Set in the medieval Highlands, Clanfolk focuses on building up a family-run settlement from scratch. It’s not just about gathering resources—it’s about braving brutal winters, managing intergenerational relationships, and figuring out how to smoke enough fish before the snow hits. Your colonists aren’t strangers picked by chance; they’re blood relatives, with all the loyalty (and complexities) that comes with it.

It may look more serene than RimWorld, but don’t be fooled—behind the charming visuals is a survival sim that punishes poor planning and rewards careful, long-term thinking.

Dawn of Man

Dawn of Man gameplay screenshot showing an early human settlement surrounded by a wooden palisade, with thatched-roof dwellings and cultivated plots, set in a lush, mountainous landscape.
Image: Madruga Works

  • Mode(s): Singleplayer
  • Platform(s): PC, PlayStation 4, Xbox One

RimWorld lets you colonize a hostile planet. Dawn of Man dials the clock back a few thousand years and drops you into the Stone Age instead.
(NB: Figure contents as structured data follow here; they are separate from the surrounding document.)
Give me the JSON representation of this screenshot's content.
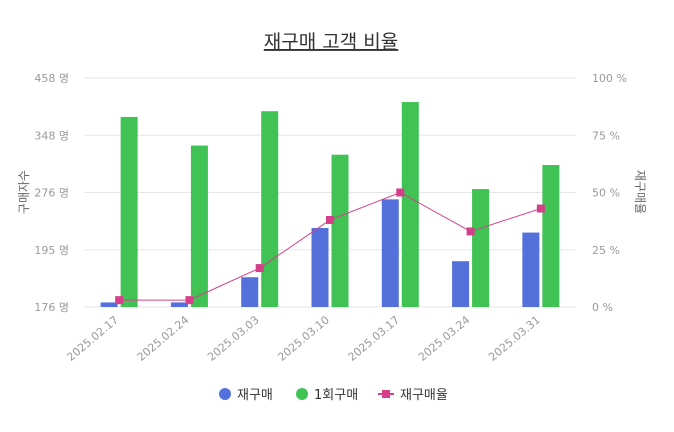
{
  "chart_data": {
    "type": "bar+line",
    "title": "재구매 고객 비율",
    "categories": [
      "2025.02.17",
      "2025.02.24",
      "2025.03.03",
      "2025.03.10",
      "2025.03.17",
      "2025.03.24",
      "2025.03.31"
    ],
    "y_left": {
      "label": "구매자수",
      "ticks": [
        "458 명",
        "348 명",
        "276 명",
        "195 명",
        "176 명"
      ]
    },
    "y_right": {
      "label": "재구매율",
      "ticks": [
        "100 %",
        "75 %",
        "50 %",
        "25 %",
        "0 %"
      ],
      "range": [
        0,
        100
      ]
    },
    "series": [
      {
        "name": "재구매",
        "type": "bar",
        "color": "#5470db",
        "level": [
          0.02,
          0.02,
          0.13,
          0.345,
          0.47,
          0.2,
          0.325
        ]
      },
      {
        "name": "1회구매",
        "type": "bar",
        "color": "#40c354",
        "level": [
          0.83,
          0.705,
          0.855,
          0.665,
          0.895,
          0.515,
          0.62
        ]
      },
      {
        "name": "재구매율",
        "type": "line",
        "color": "#d6408b",
        "values": [
          3,
          3,
          17,
          38,
          50,
          33,
          43
        ]
      }
    ],
    "legend": [
      "재구매",
      "1회구매",
      "재구매율"
    ],
    "legend_position": "bottom"
  }
}
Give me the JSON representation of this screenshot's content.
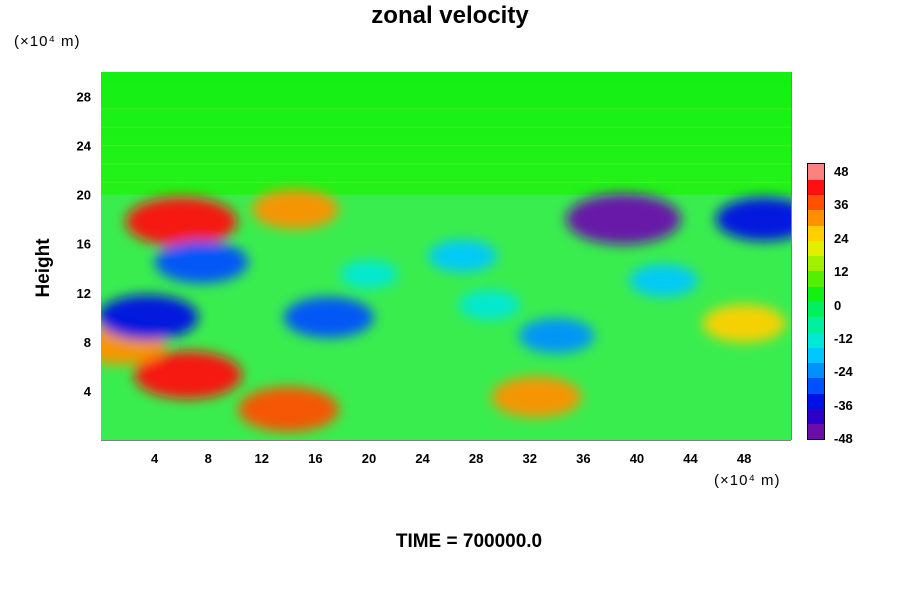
{
  "chart_data": {
    "type": "heatmap",
    "title": "zonal velocity",
    "ylabel": "Height",
    "y_unit": "(×10⁴ m)",
    "x_unit": "(×10⁴ m)",
    "annotation": "TIME = 700000.0",
    "xlim": [
      0,
      51.5
    ],
    "ylim": [
      0,
      30
    ],
    "x_ticks": [
      4,
      8,
      12,
      16,
      20,
      24,
      28,
      32,
      36,
      40,
      44,
      48
    ],
    "y_ticks": [
      4,
      8,
      12,
      16,
      20,
      24,
      28
    ],
    "colorbar": {
      "min": -48,
      "max": 48,
      "step": 6,
      "labels": [
        48,
        36,
        24,
        12,
        0,
        -12,
        -24,
        -36,
        -48
      ],
      "colors": [
        "#6a0dad",
        "#2b00c8",
        "#0010e6",
        "#0050ff",
        "#0090ff",
        "#00c8ff",
        "#00e8d8",
        "#00f0a0",
        "#00f060",
        "#10f210",
        "#50f000",
        "#a0f000",
        "#e0f000",
        "#ffd000",
        "#ff9000",
        "#ff5000",
        "#ff1010",
        "#ff8080"
      ]
    },
    "regions": [
      {
        "x": 6,
        "y": 17.8,
        "value": 42
      },
      {
        "x": 14.5,
        "y": 18.8,
        "value": 28
      },
      {
        "x": 6.5,
        "y": 5.3,
        "value": 40
      },
      {
        "x": 14,
        "y": 2.5,
        "value": 36
      },
      {
        "x": 32.5,
        "y": 3.5,
        "value": 30
      },
      {
        "x": 1.5,
        "y": 7.8,
        "value": 30
      },
      {
        "x": 48,
        "y": 9.5,
        "value": 26
      },
      {
        "x": 39,
        "y": 18,
        "value": -44
      },
      {
        "x": 49.5,
        "y": 18,
        "value": -34
      },
      {
        "x": 3.5,
        "y": 10,
        "value": -36
      },
      {
        "x": 7.5,
        "y": 14.5,
        "value": -32
      },
      {
        "x": 17,
        "y": 10,
        "value": -30
      },
      {
        "x": 34,
        "y": 8.5,
        "value": -22
      },
      {
        "x": 27,
        "y": 15,
        "value": -18
      },
      {
        "x": 42,
        "y": 13,
        "value": -18
      },
      {
        "x": 29,
        "y": 11,
        "value": -14
      },
      {
        "x": 20,
        "y": 13.5,
        "value": -12
      }
    ]
  }
}
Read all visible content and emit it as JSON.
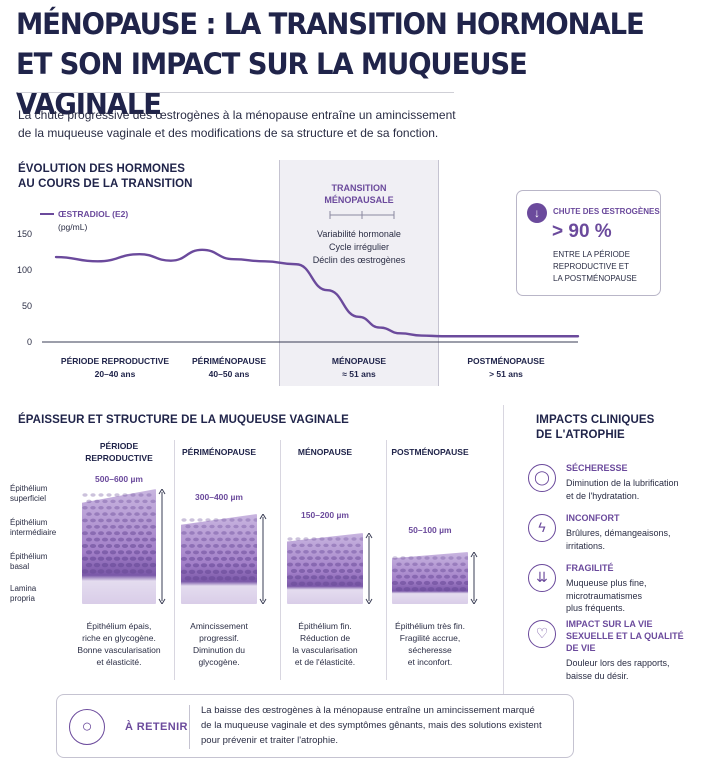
{
  "title": {
    "line1": "MÉNOPAUSE : LA TRANSITION HORMONALE",
    "line2": "ET SON IMPACT SUR LA MUQUEUSE VAGINALE"
  },
  "intro": {
    "line1": "La chute progressive des œstrogènes à la ménopause entraîne un amincissement",
    "line2": "de la muqueuse vaginale et des modifications de sa structure et de sa fonction."
  },
  "hormones": {
    "heading_line1": "ÉVOLUTION DES HORMONES",
    "heading_line2": "AU COURS DE LA TRANSITION"
  },
  "transition": {
    "title_line1": "TRANSITION",
    "title_line2": "MÉNOPAUSALE",
    "items": [
      "Variabilité hormonale",
      "Cycle irrégulier",
      "Déclin des œstrogènes"
    ]
  },
  "stat": {
    "icon": "arrow-down-icon",
    "label": "CHUTE DES ŒSTROGÈNES",
    "value": "> 90 %",
    "desc_line1": "ENTRE LA PÉRIODE",
    "desc_line2": "REPRODUCTIVE ET",
    "desc_line3": "LA POSTMÉNOPAUSE"
  },
  "chart_data": {
    "type": "line",
    "series": [
      {
        "name": "ŒSTRADIOL (E2)",
        "x": [
          0,
          8,
          16,
          22,
          28,
          34,
          40,
          46,
          52,
          58,
          62,
          66,
          70,
          74,
          78,
          84,
          90,
          96,
          100
        ],
        "y": [
          118,
          112,
          122,
          113,
          128,
          115,
          112,
          108,
          72,
          35,
          20,
          12,
          9,
          8,
          8,
          8,
          8,
          8,
          8
        ]
      }
    ],
    "unit": "(pg/mL)",
    "yticks": [
      0,
      50,
      100,
      150
    ],
    "ylim": [
      0,
      160
    ],
    "xlim": [
      0,
      100
    ],
    "color": "#6b4a9c",
    "categories": [
      {
        "name": "PÉRIODE REPRODUCTIVE",
        "range": "20–40 ans"
      },
      {
        "name": "PÉRIMÉNOPAUSE",
        "range": "40–50 ans"
      },
      {
        "name": "MÉNOPAUSE",
        "range": "≈ 51 ans"
      },
      {
        "name": "POSTMÉNOPAUSE",
        "range": "> 51 ans"
      }
    ]
  },
  "mucosa": {
    "heading": "ÉPAISSEUR ET STRUCTURE DE LA MUQUEUSE VAGINALE",
    "layers": [
      {
        "line1": "Épithélium",
        "line2": "superficiel"
      },
      {
        "line1": "Épithélium",
        "line2": "intermédiaire"
      },
      {
        "line1": "Épithélium",
        "line2": "basal"
      },
      {
        "line1": "Lamina",
        "line2": "propria"
      }
    ],
    "stages": [
      {
        "title_line1": "PÉRIODE",
        "title_line2": "REPRODUCTIVE",
        "thickness": "500–600 µm",
        "relative_thickness": 1.0,
        "desc": [
          "Épithélium épais,",
          "riche en glycogène.",
          "Bonne vascularisation",
          "et élasticité."
        ]
      },
      {
        "title_line1": "PÉRIMÉNOPAUSE",
        "title_line2": "",
        "thickness": "300–400 µm",
        "relative_thickness": 0.78,
        "desc": [
          "Amincissement",
          "progressif.",
          "Diminution du",
          "glycogène."
        ]
      },
      {
        "title_line1": "MÉNOPAUSE",
        "title_line2": "",
        "thickness": "150–200 µm",
        "relative_thickness": 0.62,
        "desc": [
          "Épithélium fin.",
          "Réduction de",
          "la vascularisation",
          "et de l'élasticité."
        ]
      },
      {
        "title_line1": "POSTMÉNOPAUSE",
        "title_line2": "",
        "thickness": "50–100 µm",
        "relative_thickness": 0.45,
        "desc": [
          "Épithélium très fin.",
          "Fragilité accrue,",
          "sécheresse",
          "et inconfort."
        ]
      }
    ]
  },
  "impacts": {
    "heading_line1": "IMPACTS CLINIQUES",
    "heading_line2": "DE L'ATROPHIE",
    "items": [
      {
        "icon": "droplet-icon",
        "title": [
          "SÉCHERESSE"
        ],
        "text": [
          "Diminution de la lubrification",
          "et de l'hydratation."
        ]
      },
      {
        "icon": "lightning-icon",
        "title": [
          "INCONFORT"
        ],
        "text": [
          "Brûlures, démangeaisons,",
          "irritations."
        ]
      },
      {
        "icon": "arrows-down-icon",
        "title": [
          "FRAGILITÉ"
        ],
        "text": [
          "Muqueuse plus fine,",
          "microtraumatismes",
          "plus fréquents."
        ]
      },
      {
        "icon": "heart-icon",
        "title": [
          "IMPACT SUR LA VIE",
          "SEXUELLE ET LA QUALITÉ",
          "DE VIE"
        ],
        "text": [
          "Douleur lors des rapports,",
          "baisse du désir."
        ]
      }
    ]
  },
  "retenir": {
    "icon": "lightbulb-icon",
    "label": "À RETENIR",
    "line1": "La baisse des œstrogènes à la ménopause entraîne un amincissement marqué",
    "line2": "de la muqueuse vaginale et des symptômes gênants, mais des solutions existent",
    "line3": "pour prévenir et traiter l'atrophie."
  }
}
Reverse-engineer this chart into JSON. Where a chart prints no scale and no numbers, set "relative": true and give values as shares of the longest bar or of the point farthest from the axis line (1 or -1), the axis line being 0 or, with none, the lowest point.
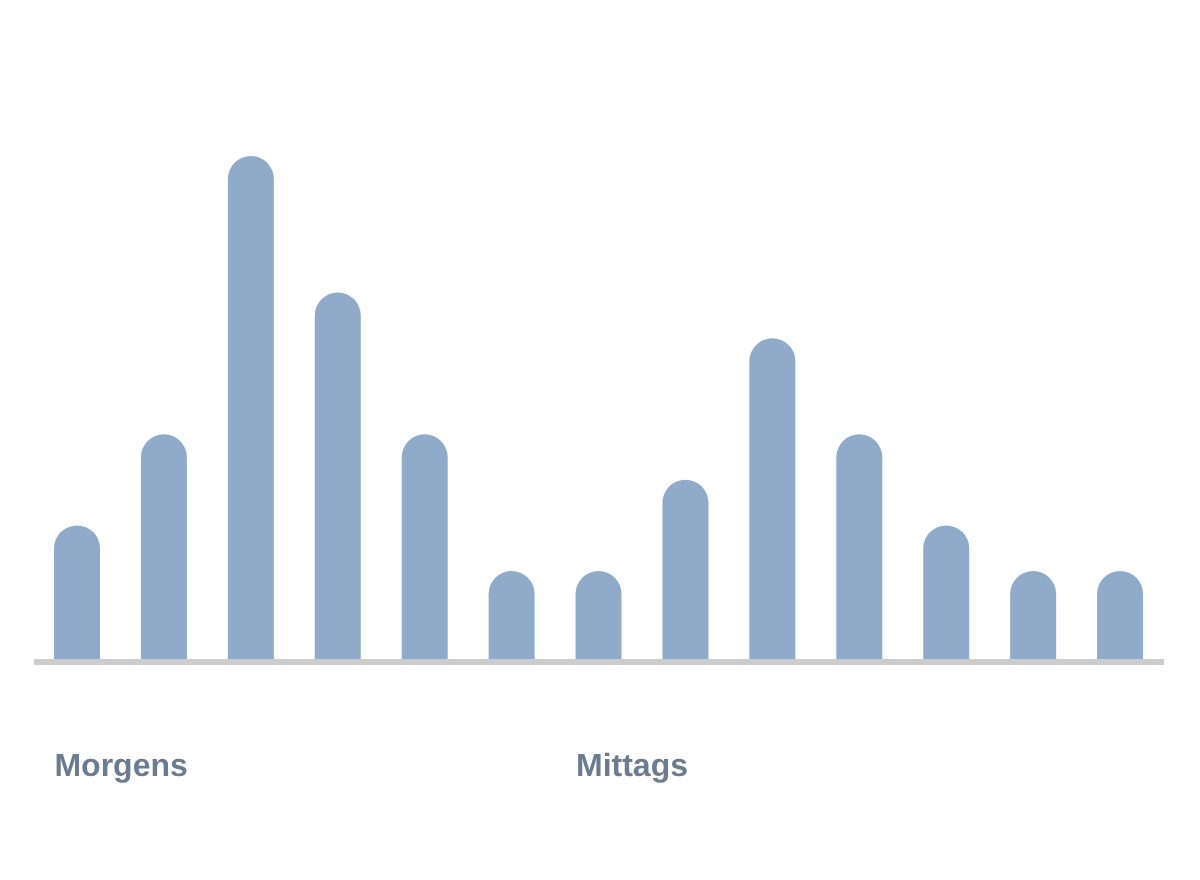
{
  "chart_data": {
    "type": "bar",
    "relative": true,
    "categories": [
      "Morgens",
      null,
      null,
      null,
      null,
      null,
      "Mittags",
      null,
      null,
      null,
      null,
      null,
      null
    ],
    "values": [
      0.27,
      0.45,
      1,
      0.73,
      0.45,
      0.18,
      0.18,
      0.36,
      0.64,
      0.45,
      0.27,
      0.18,
      0.18
    ],
    "color": "#8fabc9"
  }
}
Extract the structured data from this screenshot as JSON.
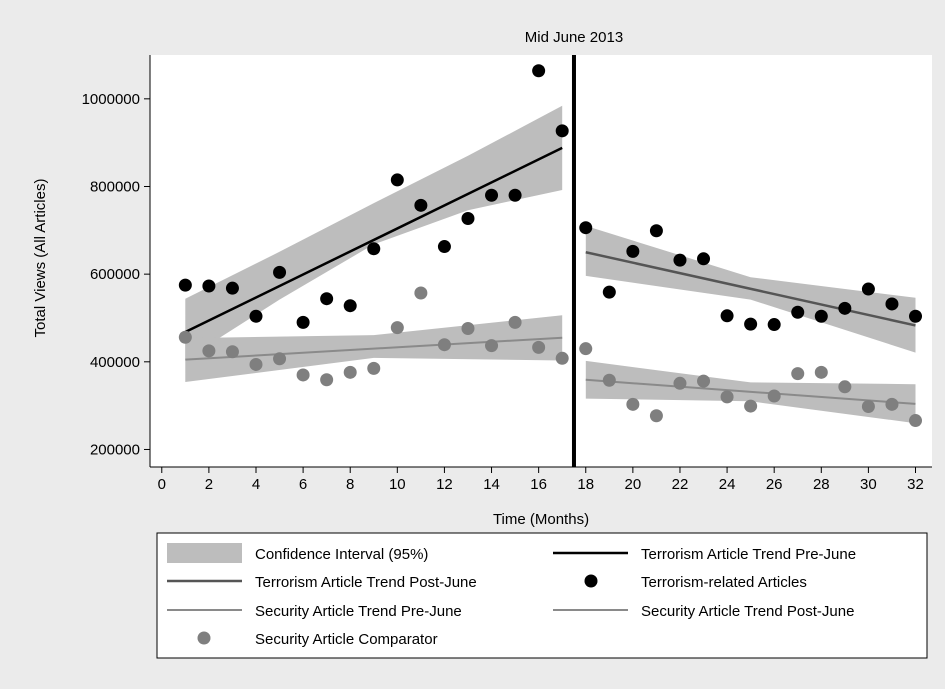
{
  "chart_data": {
    "type": "scatter",
    "annotation": "Mid June 2013",
    "break_x": 17.5,
    "xlabel": "Time (Months)",
    "ylabel": "Total Views (All Articles)",
    "xlim": [
      -0.5,
      32.7
    ],
    "ylim": [
      160000,
      1100000
    ],
    "xticks": [
      0,
      2,
      4,
      6,
      8,
      10,
      12,
      14,
      16,
      18,
      20,
      22,
      24,
      26,
      28,
      30,
      32
    ],
    "yticks": [
      200000,
      400000,
      600000,
      800000,
      1000000
    ],
    "grid": false,
    "legend_position": "bottom",
    "colors": {
      "background": "#ebebeb",
      "plot_area": "#ffffff",
      "ci_band": "#bdbdbd",
      "terror_pre": "#000000",
      "terror_post": "#555555",
      "terror_points": "#000000",
      "security_line": "#8a8a8a",
      "security_points": "#7f7f7f"
    },
    "series": {
      "terror_points": {
        "name": "Terrorism-related Articles",
        "x": [
          1,
          2,
          3,
          4,
          5,
          6,
          7,
          8,
          9,
          10,
          11,
          12,
          13,
          14,
          15,
          16,
          17,
          18,
          19,
          20,
          21,
          22,
          23,
          24,
          25,
          26,
          27,
          28,
          29,
          30,
          31,
          32
        ],
        "y": [
          575000,
          573000,
          568000,
          504000,
          604000,
          490000,
          544000,
          528000,
          658000,
          815000,
          757000,
          663000,
          727000,
          780000,
          780000,
          1064000,
          927000,
          706000,
          559000,
          652000,
          699000,
          632000,
          635000,
          505000,
          486000,
          485000,
          513000,
          504000,
          522000,
          566000,
          532000,
          504000
        ]
      },
      "security_points": {
        "name": "Security Article Comparator",
        "x": [
          1,
          2,
          3,
          4,
          5,
          6,
          7,
          8,
          9,
          10,
          11,
          12,
          13,
          14,
          15,
          16,
          17,
          18,
          19,
          20,
          21,
          22,
          23,
          24,
          25,
          26,
          27,
          28,
          29,
          30,
          31,
          32
        ],
        "y": [
          456000,
          425000,
          423000,
          394000,
          407000,
          370000,
          359000,
          376000,
          385000,
          478000,
          557000,
          439000,
          476000,
          437000,
          490000,
          433000,
          408000,
          430000,
          358000,
          303000,
          277000,
          351000,
          356000,
          320000,
          299000,
          322000,
          373000,
          376000,
          343000,
          298000,
          303000,
          266000
        ]
      },
      "terror_pre": {
        "name": "Terrorism Article Trend Pre-June",
        "x": [
          1,
          17
        ],
        "y": [
          468000,
          888000
        ],
        "ci_x": [
          1,
          5,
          9,
          13,
          17
        ],
        "ci_lower": [
          405000,
          542000,
          668000,
          746000,
          792000
        ],
        "ci_upper": [
          544000,
          651000,
          762000,
          870000,
          984000
        ]
      },
      "terror_post": {
        "name": "Terrorism Article Trend Post-June",
        "x": [
          18,
          32
        ],
        "y": [
          650000,
          483000
        ],
        "ci_x": [
          18,
          25,
          32
        ],
        "ci_lower": [
          596000,
          542000,
          421000
        ],
        "ci_upper": [
          710000,
          593000,
          546000
        ]
      },
      "security_pre": {
        "name": "Security Article Trend Pre-June",
        "x": [
          1,
          17
        ],
        "y": [
          405000,
          455000
        ],
        "ci_x": [
          1,
          9,
          17
        ],
        "ci_lower": [
          354000,
          409000,
          403000
        ],
        "ci_upper": [
          454000,
          461000,
          506000
        ]
      },
      "security_post": {
        "name": "Security Article Trend Post-June",
        "x": [
          18,
          32
        ],
        "y": [
          359000,
          304000
        ],
        "ci_x": [
          18,
          25,
          32
        ],
        "ci_lower": [
          316000,
          310000,
          260000
        ],
        "ci_upper": [
          402000,
          353000,
          349000
        ]
      }
    },
    "legend": [
      {
        "key": "ci",
        "label": "Confidence Interval (95%)"
      },
      {
        "key": "terror_pre",
        "label": "Terrorism Article Trend Pre-June"
      },
      {
        "key": "terror_post",
        "label": "Terrorism Article Trend Post-June"
      },
      {
        "key": "terror_points",
        "label": "Terrorism-related Articles"
      },
      {
        "key": "security_pre",
        "label": "Security Article Trend Pre-June"
      },
      {
        "key": "security_post",
        "label": "Security Article Trend Post-June"
      },
      {
        "key": "security_points",
        "label": "Security Article Comparator"
      }
    ]
  }
}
Instead of guns and drop pods, you’re managing mammoth hunts, flint tools, and the slow crawl towards building a civilization. You’ll guide a prehistoric tribe as they evolve from nomadic foragers into a full-fledged settlement—dealing with harsh weather, wild animals, and occasional raiders.

It’s slower-paced and more grounded than RimWorld, but the survival loop, tech progression, and challenge of keeping everyone alive through the winter will feel comfortingly familiar—just with fewer solar panels and more spears.